By hjinnkim 8 min read

Improving the Stability of Diffusion Models for Content Consistent Super-Resolution

오늘 본 논문은 arXiv “Improving the Stability of Diffusion Models for Content Consistent Super-Resolution”이다. (https://csslc.github.io/project-CCSR/)
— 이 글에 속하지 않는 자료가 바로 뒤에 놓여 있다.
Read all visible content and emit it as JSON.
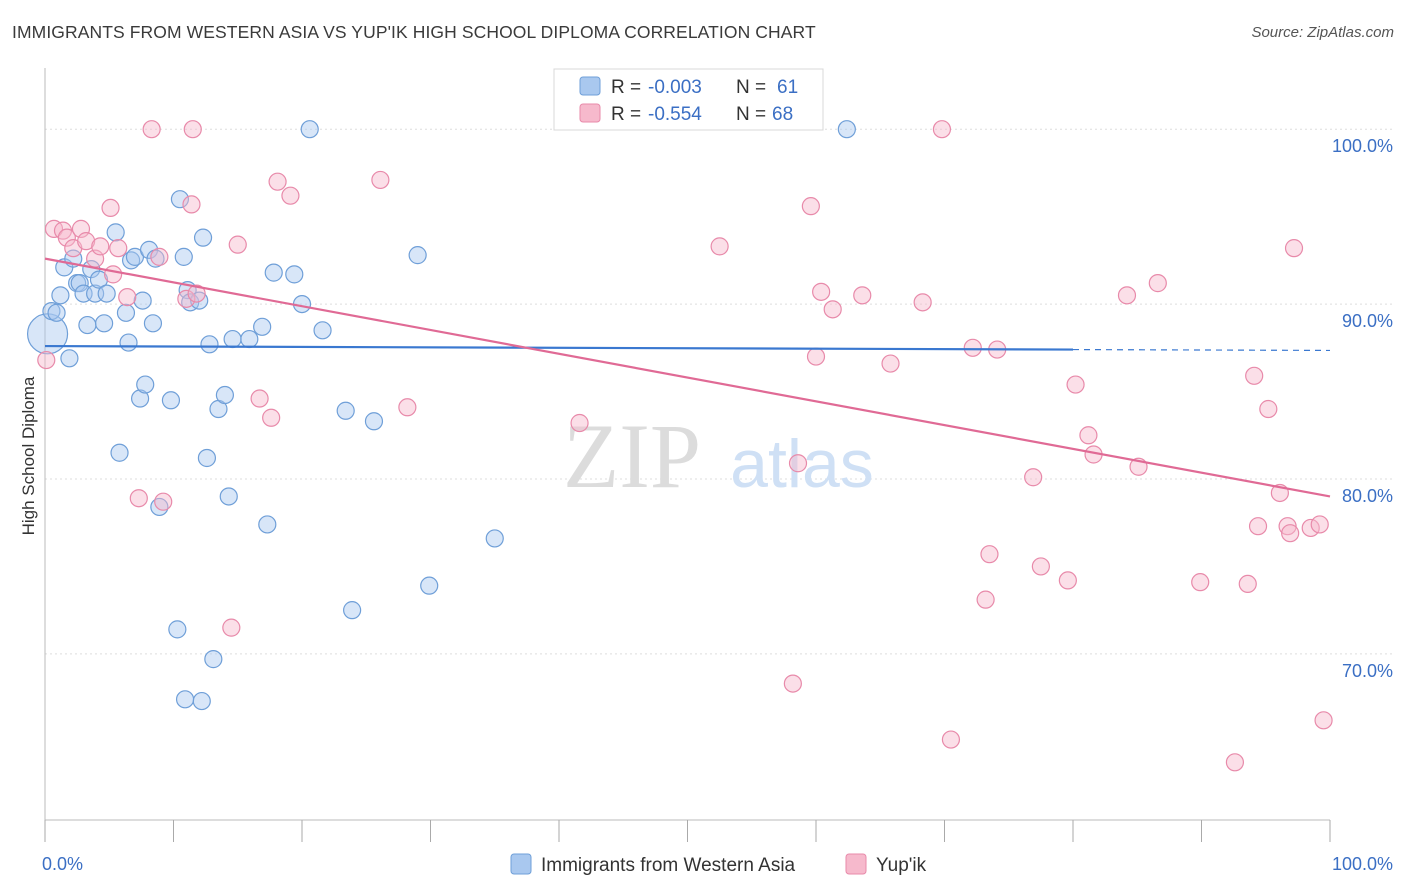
{
  "title": "IMMIGRANTS FROM WESTERN ASIA VS YUP'IK HIGH SCHOOL DIPLOMA CORRELATION CHART",
  "source": "Source: ZipAtlas.com",
  "watermark": {
    "zip": "ZIP",
    "atlas": "atlas"
  },
  "colors": {
    "blue_fill": "#a9c8ef",
    "blue_stroke": "#6f9fd8",
    "blue_line": "#3a78d0",
    "pink_fill": "#f6b9cc",
    "pink_stroke": "#e88aaa",
    "pink_line": "#e06a95",
    "grid": "#dddddd",
    "axis_label": "#3b6fc4"
  },
  "legend": {
    "rows": [
      {
        "r_label": "R = ",
        "r_value": "-0.003",
        "n_label": "N = ",
        "n_value": "61"
      },
      {
        "r_label": "R = ",
        "r_value": "-0.554",
        "n_label": "N = ",
        "n_value": "68"
      }
    ]
  },
  "bottom_legend": [
    "Immigrants from Western Asia",
    "Yup'ik"
  ],
  "chart_data": {
    "type": "scatter",
    "ylabel": "High School Diploma",
    "xlim": [
      0,
      100
    ],
    "ylim": [
      60.5,
      103.5
    ],
    "x_tick_labels": [
      "0.0%",
      "100.0%"
    ],
    "y_ticks": [
      {
        "value": 70,
        "label": "70.0%"
      },
      {
        "value": 80,
        "label": "80.0%"
      },
      {
        "value": 90,
        "label": "90.0%"
      },
      {
        "value": 100,
        "label": "100.0%"
      }
    ],
    "grid": true,
    "legend_position": "top-center",
    "series": [
      {
        "name": "Immigrants from Western Asia",
        "color": "blue",
        "trend": {
          "x": [
            0,
            80
          ],
          "y": [
            87.6,
            87.4
          ],
          "dashed_to": 100
        },
        "points": [
          [
            0.2,
            88.3,
            "big"
          ],
          [
            0.5,
            89.6
          ],
          [
            0.9,
            89.5
          ],
          [
            1.2,
            90.5
          ],
          [
            1.5,
            92.1
          ],
          [
            1.9,
            86.9
          ],
          [
            2.2,
            92.6
          ],
          [
            2.5,
            91.2
          ],
          [
            2.7,
            91.2
          ],
          [
            3.0,
            90.6
          ],
          [
            3.3,
            88.8
          ],
          [
            3.6,
            92.0
          ],
          [
            3.9,
            90.6
          ],
          [
            4.2,
            91.4
          ],
          [
            4.6,
            88.9
          ],
          [
            4.8,
            90.6
          ],
          [
            5.5,
            94.1
          ],
          [
            5.8,
            81.5
          ],
          [
            6.3,
            89.5
          ],
          [
            6.5,
            87.8
          ],
          [
            6.7,
            92.5
          ],
          [
            7.0,
            92.7
          ],
          [
            7.4,
            84.6
          ],
          [
            7.6,
            90.2
          ],
          [
            7.8,
            85.4
          ],
          [
            8.1,
            93.1
          ],
          [
            8.4,
            88.9
          ],
          [
            8.6,
            92.6
          ],
          [
            8.9,
            78.4
          ],
          [
            9.8,
            84.5
          ],
          [
            10.3,
            71.4
          ],
          [
            10.5,
            96.0
          ],
          [
            10.8,
            92.7
          ],
          [
            11.1,
            90.8
          ],
          [
            11.3,
            90.1
          ],
          [
            12.0,
            90.2
          ],
          [
            12.3,
            93.8
          ],
          [
            12.6,
            81.2
          ],
          [
            12.8,
            87.7
          ],
          [
            13.1,
            69.7
          ],
          [
            13.5,
            84.0
          ],
          [
            14.0,
            84.8
          ],
          [
            14.3,
            79.0
          ],
          [
            14.6,
            88.0
          ],
          [
            15.9,
            88.0
          ],
          [
            16.9,
            88.7
          ],
          [
            17.3,
            77.4
          ],
          [
            17.8,
            91.8
          ],
          [
            19.4,
            91.7
          ],
          [
            20.0,
            90.0
          ],
          [
            20.6,
            100.0
          ],
          [
            21.6,
            88.5
          ],
          [
            23.4,
            83.9
          ],
          [
            23.9,
            72.5
          ],
          [
            25.6,
            83.3
          ],
          [
            29.0,
            92.8
          ],
          [
            29.9,
            73.9
          ],
          [
            35.0,
            76.6
          ],
          [
            62.4,
            100.0
          ],
          [
            12.2,
            67.3
          ],
          [
            10.9,
            67.4
          ]
        ]
      },
      {
        "name": "Yup'ik",
        "color": "pink",
        "trend": {
          "x": [
            0,
            100
          ],
          "y": [
            92.6,
            79.0
          ]
        },
        "points": [
          [
            0.1,
            86.8
          ],
          [
            0.7,
            94.3
          ],
          [
            1.4,
            94.2
          ],
          [
            1.7,
            93.8
          ],
          [
            2.2,
            93.2
          ],
          [
            2.8,
            94.3
          ],
          [
            3.2,
            93.6
          ],
          [
            3.9,
            92.6
          ],
          [
            4.3,
            93.3
          ],
          [
            5.1,
            95.5
          ],
          [
            5.3,
            91.7
          ],
          [
            5.7,
            93.2
          ],
          [
            6.4,
            90.4
          ],
          [
            7.3,
            78.9
          ],
          [
            8.3,
            100.0
          ],
          [
            8.9,
            92.7
          ],
          [
            9.2,
            78.7
          ],
          [
            11.0,
            90.3
          ],
          [
            11.5,
            100.0
          ],
          [
            11.8,
            90.6
          ],
          [
            11.4,
            95.7
          ],
          [
            14.5,
            71.5
          ],
          [
            15.0,
            93.4
          ],
          [
            16.7,
            84.6
          ],
          [
            17.6,
            83.5
          ],
          [
            18.1,
            97.0
          ],
          [
            19.1,
            96.2
          ],
          [
            26.1,
            97.1
          ],
          [
            28.2,
            84.1
          ],
          [
            41.6,
            83.2
          ],
          [
            52.5,
            93.3
          ],
          [
            58.2,
            68.3
          ],
          [
            58.6,
            80.9
          ],
          [
            59.6,
            95.6
          ],
          [
            60.0,
            87.0
          ],
          [
            60.4,
            90.7
          ],
          [
            61.3,
            89.7
          ],
          [
            63.6,
            90.5
          ],
          [
            65.8,
            86.6
          ],
          [
            68.3,
            90.1
          ],
          [
            69.8,
            100.0
          ],
          [
            70.5,
            65.1
          ],
          [
            72.2,
            87.5
          ],
          [
            73.2,
            73.1
          ],
          [
            73.5,
            75.7
          ],
          [
            74.1,
            87.4
          ],
          [
            76.9,
            80.1
          ],
          [
            77.5,
            75.0
          ],
          [
            79.6,
            74.2
          ],
          [
            80.2,
            85.4
          ],
          [
            81.2,
            82.5
          ],
          [
            81.6,
            81.4
          ],
          [
            84.2,
            90.5
          ],
          [
            85.1,
            80.7
          ],
          [
            86.6,
            91.2
          ],
          [
            89.9,
            74.1
          ],
          [
            92.6,
            63.8
          ],
          [
            93.6,
            74.0
          ],
          [
            94.1,
            85.9
          ],
          [
            94.4,
            77.3
          ],
          [
            95.2,
            84.0
          ],
          [
            96.1,
            79.2
          ],
          [
            96.7,
            77.3
          ],
          [
            96.9,
            76.9
          ],
          [
            97.2,
            93.2
          ],
          [
            98.5,
            77.2
          ],
          [
            99.5,
            66.2
          ],
          [
            99.2,
            77.4
          ]
        ]
      }
    ]
  }
}
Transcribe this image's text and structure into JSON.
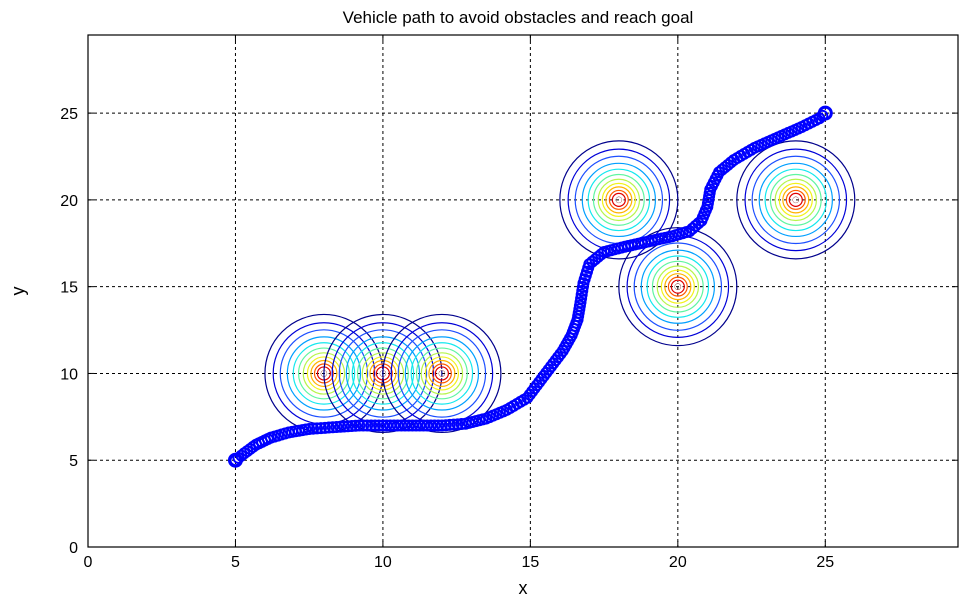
{
  "chart_data": {
    "type": "line",
    "title": "Vehicle path to avoid obstacles and reach goal",
    "xlabel": "x",
    "ylabel": "y",
    "xlim": [
      0,
      29.5
    ],
    "ylim": [
      0,
      29.5
    ],
    "xticks": [
      0,
      5,
      10,
      15,
      20,
      25
    ],
    "yticks": [
      0,
      5,
      10,
      15,
      20,
      25
    ],
    "grid": true,
    "grid_style": "dashed",
    "path_color": "#0000ff",
    "path_marker": "circle",
    "path": {
      "x": [
        5,
        5.3,
        5.7,
        6.2,
        6.8,
        7.5,
        8.3,
        9.2,
        10,
        11,
        12,
        12.8,
        13.5,
        14.2,
        14.9,
        15.3,
        15.7,
        16.1,
        16.4,
        16.6,
        16.7,
        16.8,
        17.0,
        17.5,
        18.2,
        19.0,
        19.8,
        20.4,
        20.8,
        21.0,
        21.1,
        21.4,
        21.9,
        22.6,
        23.4,
        24.2,
        24.8,
        25
      ],
      "y": [
        5,
        5.4,
        5.9,
        6.3,
        6.6,
        6.8,
        6.9,
        7.0,
        7.0,
        7.0,
        7.0,
        7.1,
        7.4,
        7.9,
        8.6,
        9.5,
        10.4,
        11.3,
        12.2,
        13.1,
        14.1,
        15.2,
        16.3,
        17.0,
        17.3,
        17.6,
        17.9,
        18.2,
        18.8,
        19.6,
        20.6,
        21.6,
        22.3,
        23.0,
        23.6,
        24.2,
        24.7,
        25
      ]
    },
    "obstacles": [
      {
        "x": 8,
        "y": 10
      },
      {
        "x": 10,
        "y": 10
      },
      {
        "x": 12,
        "y": 10
      },
      {
        "x": 18,
        "y": 20
      },
      {
        "x": 20,
        "y": 15
      },
      {
        "x": 24,
        "y": 20
      }
    ],
    "contour_levels": [
      {
        "level": 1.0,
        "color": "#00008c"
      },
      {
        "level": 0.86,
        "color": "#0000d8"
      },
      {
        "level": 0.74,
        "color": "#1d4fff"
      },
      {
        "level": 0.62,
        "color": "#009fff"
      },
      {
        "level": 0.52,
        "color": "#13e8ee"
      },
      {
        "level": 0.43,
        "color": "#5ff5a0"
      },
      {
        "level": 0.35,
        "color": "#b6f54b"
      },
      {
        "level": 0.28,
        "color": "#f2f21a"
      },
      {
        "level": 0.22,
        "color": "#ffb300"
      },
      {
        "level": 0.16,
        "color": "#ff5a00"
      },
      {
        "level": 0.11,
        "color": "#e00000"
      },
      {
        "level": 0.06,
        "color": "#7a0000"
      }
    ]
  }
}
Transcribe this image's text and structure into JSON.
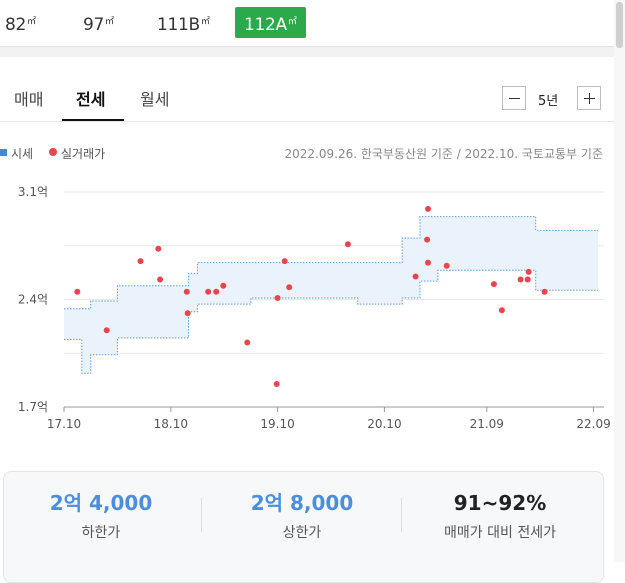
{
  "size_tabs": [
    {
      "label": "82",
      "unit": "㎡",
      "active": false
    },
    {
      "label": "97",
      "unit": "㎡",
      "active": false
    },
    {
      "label": "111B",
      "unit": "㎡",
      "active": false
    },
    {
      "label": "112A",
      "unit": "㎡",
      "active": true
    }
  ],
  "tabs": [
    "매매",
    "전세",
    "월세"
  ],
  "active_tab": "전세",
  "period_control": {
    "minus_icon": "minus-icon",
    "period_label": "5년",
    "plus_icon": "plus-icon"
  },
  "legend": {
    "market_price": "시세",
    "actual_trade": "실거래가",
    "market_color": "#3d8bd9",
    "trade_color": "#e8464f"
  },
  "source_note": "2022.09.26. 한국부동산원 기준 / 2022.10. 국토교통부 기준",
  "chart_data": {
    "type": "scatter",
    "x_tick_labels": [
      "17.10",
      "18.10",
      "19.10",
      "20.10",
      "21.09",
      "22.09"
    ],
    "y_tick_labels": [
      "3.1억",
      "2.4억",
      "1.7억"
    ],
    "ylim": [
      1.7,
      3.1
    ],
    "grid": true,
    "band_color": "#eaf3fb",
    "band_line_color": "#5a9ee0",
    "price_band": {
      "name": "시세",
      "x": [
        0,
        2,
        2,
        3,
        3,
        6,
        6,
        12,
        12,
        14,
        14,
        15,
        15,
        21,
        21,
        33,
        33,
        38,
        38,
        40,
        40,
        42,
        42,
        53,
        53,
        60
      ],
      "lower": [
        2.14,
        2.14,
        1.92,
        1.92,
        2.04,
        2.04,
        2.15,
        2.15,
        2.15,
        2.15,
        2.32,
        2.32,
        2.37,
        2.37,
        2.41,
        2.41,
        2.37,
        2.37,
        2.41,
        2.41,
        2.52,
        2.52,
        2.59,
        2.59,
        2.46,
        2.46
      ],
      "upper": [
        2.34,
        2.34,
        2.34,
        2.34,
        2.39,
        2.39,
        2.49,
        2.49,
        2.49,
        2.49,
        2.57,
        2.57,
        2.64,
        2.64,
        2.64,
        2.64,
        2.64,
        2.64,
        2.8,
        2.8,
        2.94,
        2.94,
        2.94,
        2.94,
        2.85,
        2.85
      ]
    },
    "trades": {
      "name": "실거래가",
      "x": [
        1.5,
        4.8,
        8.6,
        10.6,
        10.8,
        13.8,
        13.9,
        16.2,
        17.1,
        17.9,
        20.6,
        23.9,
        24.0,
        24.8,
        25.3,
        31.9,
        39.5,
        40.9,
        40.8,
        40.9,
        43.0,
        48.3,
        49.2,
        51.3,
        52.1,
        52.2,
        54.0
      ],
      "y": [
        2.45,
        2.2,
        2.65,
        2.73,
        2.53,
        2.45,
        2.31,
        2.45,
        2.45,
        2.49,
        2.12,
        1.85,
        2.41,
        2.65,
        2.48,
        2.76,
        2.55,
        2.64,
        2.79,
        2.99,
        2.62,
        2.5,
        2.33,
        2.53,
        2.53,
        2.58,
        2.45
      ]
    }
  },
  "summary": [
    {
      "value": "2억 4,000",
      "label": "하한가"
    },
    {
      "value": "2억 8,000",
      "label": "상한가"
    },
    {
      "value": "91~92%",
      "label": "매매가 대비 전세가"
    }
  ]
}
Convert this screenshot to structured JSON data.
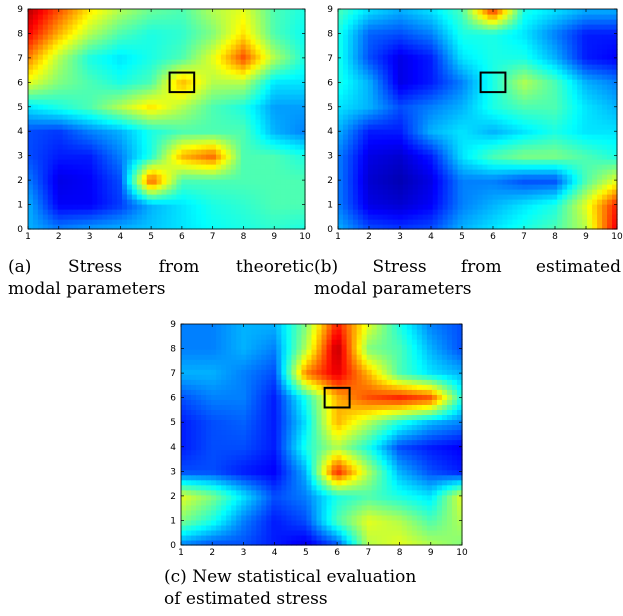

Diffusion prior-based Super Resolution task들이 매 iteration마다 달라지는 noise에 따라 생성되는 이미지의 결과가 달라지는 문제를 해결하기 위해 여러 method를 제시하는 논문이다.

Abstract

기존 Diffusion prior-based Super Resolution들이 동일한 LR Image에 대해 서로 다른 noise에 따라 매번 다른 HR Image를 생성한다는 문제가 발생한다.
저자는 이 문제를 해결하기 위해 1) Diffusion model을 Image structure refinement에만 활용하고, 2) Generative Adversarial training을 활용하였다.
또한, None-uniform timestep learning strategy를 제시하여 compact한 diffusion network를 학습시키면서도, Image main structure를 안정적이면서도 효율적으로 생성한다.
Detail enhancement를 위해서는 VQ-VAE decoder로 Image fine detail enhancement를 수행하였다.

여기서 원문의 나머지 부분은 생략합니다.